Les recours en cas de désaccord ou de litige
Des désaccords peuvent apparaître sur la durée du préavis, la justification de l’arrêt de travail ou le versement des indemnités. Lorsque cette situation se présente, la première démarche à entreprendre consiste à contacter directement l’employeur ou le service des ressources humaines afin de lui exposer la situation. Pour cela, il est nécessaire de s’appuyer sur des éléments précis comme les certificats médicaux et le document d’arrêt de travail remis par le médecin.
Si cette démarche ne permet pas de résoudre le litige, le salarié peut engager un recours auprès de la Commission de Recours Amiable (CRA). Cette instance examine les éléments du dossier et rend une décision. Si malgré ces procédures le problème n’est pas résolu, une action devant le tribunal peut être envisagée afin d’obtenir une appréciation indépendante de la situation.
Quelques conseils pour bien gérer un arrêt pendant le préavis
L’arrêt maladie doit être transmis à l’employeur et à la CPAM au plus tard 48 heures après qu’il a été prescrit. Un envoi tardif ou incomplet peut entraîner des difficultés de versement des indemnités ou des contestations inutiles.
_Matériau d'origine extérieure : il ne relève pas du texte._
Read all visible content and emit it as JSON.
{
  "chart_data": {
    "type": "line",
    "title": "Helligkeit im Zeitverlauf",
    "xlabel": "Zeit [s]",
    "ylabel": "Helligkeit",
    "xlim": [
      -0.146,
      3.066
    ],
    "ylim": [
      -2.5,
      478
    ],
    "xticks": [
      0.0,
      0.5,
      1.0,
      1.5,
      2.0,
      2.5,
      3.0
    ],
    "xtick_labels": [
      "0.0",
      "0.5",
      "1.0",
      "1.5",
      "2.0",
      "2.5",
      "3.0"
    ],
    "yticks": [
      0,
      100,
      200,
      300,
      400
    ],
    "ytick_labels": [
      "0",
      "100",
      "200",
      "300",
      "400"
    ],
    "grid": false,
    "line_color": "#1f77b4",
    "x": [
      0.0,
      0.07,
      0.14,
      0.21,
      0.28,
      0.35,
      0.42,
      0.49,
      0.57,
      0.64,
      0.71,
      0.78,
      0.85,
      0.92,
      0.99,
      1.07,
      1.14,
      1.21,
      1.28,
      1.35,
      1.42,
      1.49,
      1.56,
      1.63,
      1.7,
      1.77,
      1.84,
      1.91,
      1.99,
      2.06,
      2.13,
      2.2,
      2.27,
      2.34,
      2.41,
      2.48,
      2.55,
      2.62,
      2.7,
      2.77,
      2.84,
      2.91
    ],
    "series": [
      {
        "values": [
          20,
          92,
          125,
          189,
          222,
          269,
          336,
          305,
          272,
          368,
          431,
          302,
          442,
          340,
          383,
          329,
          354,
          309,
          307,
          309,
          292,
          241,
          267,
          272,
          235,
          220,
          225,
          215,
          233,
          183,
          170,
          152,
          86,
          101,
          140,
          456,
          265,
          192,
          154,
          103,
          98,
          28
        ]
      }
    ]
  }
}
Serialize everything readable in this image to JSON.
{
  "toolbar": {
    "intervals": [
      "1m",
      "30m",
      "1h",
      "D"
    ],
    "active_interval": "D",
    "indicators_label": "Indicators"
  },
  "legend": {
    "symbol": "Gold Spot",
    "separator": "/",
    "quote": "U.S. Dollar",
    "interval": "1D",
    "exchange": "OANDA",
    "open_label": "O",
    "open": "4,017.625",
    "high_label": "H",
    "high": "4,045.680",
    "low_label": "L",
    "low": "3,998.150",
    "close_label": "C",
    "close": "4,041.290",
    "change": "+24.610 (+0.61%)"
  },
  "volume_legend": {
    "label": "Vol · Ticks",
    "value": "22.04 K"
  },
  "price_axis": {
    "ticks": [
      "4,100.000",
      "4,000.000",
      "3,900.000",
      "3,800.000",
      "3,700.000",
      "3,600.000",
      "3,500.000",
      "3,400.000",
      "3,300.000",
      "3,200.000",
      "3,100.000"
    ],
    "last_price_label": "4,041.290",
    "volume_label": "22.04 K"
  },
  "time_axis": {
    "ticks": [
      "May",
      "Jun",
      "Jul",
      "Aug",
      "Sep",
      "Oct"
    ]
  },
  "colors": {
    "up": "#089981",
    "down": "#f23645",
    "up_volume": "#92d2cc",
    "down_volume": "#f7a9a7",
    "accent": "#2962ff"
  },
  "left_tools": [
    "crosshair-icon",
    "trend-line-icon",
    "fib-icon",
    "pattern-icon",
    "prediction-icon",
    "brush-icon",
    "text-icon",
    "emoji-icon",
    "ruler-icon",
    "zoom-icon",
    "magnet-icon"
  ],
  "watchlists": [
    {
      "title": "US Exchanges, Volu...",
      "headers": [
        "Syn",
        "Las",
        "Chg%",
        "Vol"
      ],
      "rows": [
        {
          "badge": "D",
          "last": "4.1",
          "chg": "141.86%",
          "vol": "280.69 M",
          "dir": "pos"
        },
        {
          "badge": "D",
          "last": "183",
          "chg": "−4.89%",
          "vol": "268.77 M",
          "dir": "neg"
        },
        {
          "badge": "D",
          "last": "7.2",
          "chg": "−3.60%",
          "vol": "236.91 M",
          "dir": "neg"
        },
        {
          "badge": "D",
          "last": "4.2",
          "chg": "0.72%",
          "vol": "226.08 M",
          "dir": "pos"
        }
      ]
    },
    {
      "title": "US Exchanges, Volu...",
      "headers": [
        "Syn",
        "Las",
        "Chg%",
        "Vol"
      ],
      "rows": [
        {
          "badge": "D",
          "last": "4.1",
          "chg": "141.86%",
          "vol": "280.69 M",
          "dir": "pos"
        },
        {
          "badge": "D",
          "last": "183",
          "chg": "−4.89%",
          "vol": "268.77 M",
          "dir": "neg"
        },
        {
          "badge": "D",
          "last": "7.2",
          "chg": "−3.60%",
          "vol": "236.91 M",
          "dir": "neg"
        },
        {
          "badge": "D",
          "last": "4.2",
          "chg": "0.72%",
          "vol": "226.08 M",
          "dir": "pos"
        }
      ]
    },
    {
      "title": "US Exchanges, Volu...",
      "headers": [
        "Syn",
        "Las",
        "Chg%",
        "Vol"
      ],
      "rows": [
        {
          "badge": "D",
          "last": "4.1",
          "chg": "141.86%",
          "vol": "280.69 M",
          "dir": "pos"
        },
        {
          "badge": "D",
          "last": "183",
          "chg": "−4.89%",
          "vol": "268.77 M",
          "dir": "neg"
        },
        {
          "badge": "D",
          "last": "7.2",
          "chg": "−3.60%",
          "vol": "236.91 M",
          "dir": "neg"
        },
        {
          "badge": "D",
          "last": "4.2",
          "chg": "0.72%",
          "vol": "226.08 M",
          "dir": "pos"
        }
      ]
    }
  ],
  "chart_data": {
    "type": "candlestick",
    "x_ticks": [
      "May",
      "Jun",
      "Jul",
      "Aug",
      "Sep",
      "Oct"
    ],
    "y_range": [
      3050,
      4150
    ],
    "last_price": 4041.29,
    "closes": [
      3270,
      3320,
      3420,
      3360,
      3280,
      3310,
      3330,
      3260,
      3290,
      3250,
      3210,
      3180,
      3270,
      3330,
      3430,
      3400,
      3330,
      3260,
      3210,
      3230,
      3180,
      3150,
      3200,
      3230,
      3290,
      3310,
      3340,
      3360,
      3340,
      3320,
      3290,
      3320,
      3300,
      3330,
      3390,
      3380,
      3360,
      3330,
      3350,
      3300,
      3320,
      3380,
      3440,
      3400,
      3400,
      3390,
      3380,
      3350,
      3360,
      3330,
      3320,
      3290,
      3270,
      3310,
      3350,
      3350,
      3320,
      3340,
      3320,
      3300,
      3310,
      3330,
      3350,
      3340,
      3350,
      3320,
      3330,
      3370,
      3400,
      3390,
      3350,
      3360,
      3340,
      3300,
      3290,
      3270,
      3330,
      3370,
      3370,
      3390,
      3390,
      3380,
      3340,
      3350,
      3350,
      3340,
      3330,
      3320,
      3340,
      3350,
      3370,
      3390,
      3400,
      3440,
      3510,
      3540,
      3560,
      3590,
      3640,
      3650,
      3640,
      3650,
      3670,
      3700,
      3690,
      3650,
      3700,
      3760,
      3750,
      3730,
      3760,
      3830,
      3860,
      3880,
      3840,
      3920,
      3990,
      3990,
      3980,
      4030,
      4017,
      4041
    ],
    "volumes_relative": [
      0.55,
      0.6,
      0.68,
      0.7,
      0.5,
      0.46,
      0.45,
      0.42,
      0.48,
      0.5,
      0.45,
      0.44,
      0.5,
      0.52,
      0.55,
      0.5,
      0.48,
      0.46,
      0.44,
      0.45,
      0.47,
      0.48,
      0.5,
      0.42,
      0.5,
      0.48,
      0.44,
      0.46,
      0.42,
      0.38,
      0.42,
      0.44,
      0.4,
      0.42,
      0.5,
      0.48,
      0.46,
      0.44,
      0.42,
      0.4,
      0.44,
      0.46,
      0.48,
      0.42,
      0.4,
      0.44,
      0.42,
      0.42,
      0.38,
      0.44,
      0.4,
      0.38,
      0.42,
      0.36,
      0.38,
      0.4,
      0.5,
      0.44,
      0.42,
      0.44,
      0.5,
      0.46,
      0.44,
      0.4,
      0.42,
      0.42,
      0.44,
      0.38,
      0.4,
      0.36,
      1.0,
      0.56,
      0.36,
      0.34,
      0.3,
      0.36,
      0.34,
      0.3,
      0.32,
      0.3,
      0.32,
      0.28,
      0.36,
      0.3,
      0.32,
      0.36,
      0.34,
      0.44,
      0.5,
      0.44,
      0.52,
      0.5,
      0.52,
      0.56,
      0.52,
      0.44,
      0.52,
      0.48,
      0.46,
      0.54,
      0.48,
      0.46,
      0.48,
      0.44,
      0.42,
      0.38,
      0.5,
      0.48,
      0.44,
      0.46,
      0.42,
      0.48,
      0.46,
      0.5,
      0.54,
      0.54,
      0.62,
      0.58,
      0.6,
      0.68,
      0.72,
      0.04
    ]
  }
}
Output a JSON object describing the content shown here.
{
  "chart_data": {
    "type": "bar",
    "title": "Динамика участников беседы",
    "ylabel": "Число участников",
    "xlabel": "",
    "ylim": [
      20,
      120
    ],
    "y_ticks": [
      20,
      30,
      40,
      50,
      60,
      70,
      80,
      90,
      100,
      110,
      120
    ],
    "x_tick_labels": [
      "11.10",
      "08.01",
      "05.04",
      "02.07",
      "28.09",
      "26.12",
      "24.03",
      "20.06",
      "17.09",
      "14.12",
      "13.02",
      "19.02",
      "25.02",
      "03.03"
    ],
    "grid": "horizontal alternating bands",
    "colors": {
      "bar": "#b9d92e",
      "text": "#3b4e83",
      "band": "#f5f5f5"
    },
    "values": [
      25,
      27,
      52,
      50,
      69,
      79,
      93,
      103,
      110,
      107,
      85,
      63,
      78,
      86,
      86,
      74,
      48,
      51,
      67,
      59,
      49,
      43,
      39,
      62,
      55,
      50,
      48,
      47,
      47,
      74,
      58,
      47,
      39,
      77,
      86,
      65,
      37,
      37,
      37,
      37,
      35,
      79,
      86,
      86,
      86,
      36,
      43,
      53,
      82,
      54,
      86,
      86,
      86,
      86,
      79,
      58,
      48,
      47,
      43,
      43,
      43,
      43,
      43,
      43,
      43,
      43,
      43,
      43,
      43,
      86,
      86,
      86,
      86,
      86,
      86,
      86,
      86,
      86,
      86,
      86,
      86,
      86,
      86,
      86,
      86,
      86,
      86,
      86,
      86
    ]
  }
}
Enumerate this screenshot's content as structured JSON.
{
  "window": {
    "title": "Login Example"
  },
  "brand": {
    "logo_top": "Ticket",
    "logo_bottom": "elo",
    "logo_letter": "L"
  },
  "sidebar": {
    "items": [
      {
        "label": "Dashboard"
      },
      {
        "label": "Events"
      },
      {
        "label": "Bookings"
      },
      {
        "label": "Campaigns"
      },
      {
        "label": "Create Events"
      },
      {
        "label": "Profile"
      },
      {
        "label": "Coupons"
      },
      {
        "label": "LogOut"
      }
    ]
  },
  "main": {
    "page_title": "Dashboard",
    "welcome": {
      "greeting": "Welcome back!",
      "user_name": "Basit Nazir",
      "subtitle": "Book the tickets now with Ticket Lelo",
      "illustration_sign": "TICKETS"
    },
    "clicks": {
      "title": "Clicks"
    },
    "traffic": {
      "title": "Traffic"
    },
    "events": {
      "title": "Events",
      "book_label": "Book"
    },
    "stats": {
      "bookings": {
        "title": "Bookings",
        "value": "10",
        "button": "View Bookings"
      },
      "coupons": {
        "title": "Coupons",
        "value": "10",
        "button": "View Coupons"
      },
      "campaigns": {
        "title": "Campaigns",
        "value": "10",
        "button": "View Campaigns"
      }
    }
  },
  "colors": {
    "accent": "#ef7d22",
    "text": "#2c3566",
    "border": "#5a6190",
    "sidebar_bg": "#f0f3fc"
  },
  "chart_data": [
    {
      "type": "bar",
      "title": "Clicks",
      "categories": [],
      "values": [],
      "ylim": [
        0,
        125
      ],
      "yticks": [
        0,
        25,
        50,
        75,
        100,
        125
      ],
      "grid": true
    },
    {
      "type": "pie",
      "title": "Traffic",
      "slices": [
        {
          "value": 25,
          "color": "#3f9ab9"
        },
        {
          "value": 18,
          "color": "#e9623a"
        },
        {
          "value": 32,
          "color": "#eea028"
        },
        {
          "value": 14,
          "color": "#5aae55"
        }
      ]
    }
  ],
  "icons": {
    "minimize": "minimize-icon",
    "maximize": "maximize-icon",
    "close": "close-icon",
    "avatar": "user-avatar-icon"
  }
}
Il est également recommandé de limiter les échanges avec l’employeur aux informations strictement nécessaires à la gestion administrative du préavis et à la préparation des documents de fin de contrat. Vous n’êtes pas tenu de donner des précisions sur votre état de santé, sur la nature de la maladie ou sur les traitements suivis. Ces éléments relèvent de votre vie privée et ne peuvent pas être exigés.
Il convient de prendre le temps de vérifier les règles prévues par le contrat de travail ou par un accord collectif applicable dans l’entreprise. Certains textes prévoient un maintien partiel de la rémunération, d’autres organisent différemment la suspension ou la poursuite du préavis. Cette vérification permet d’anticiper les effets concrets de l’arrêt sur la fin du contrat et d’éviter toute mauvaise surprise sur le solde de tout compte.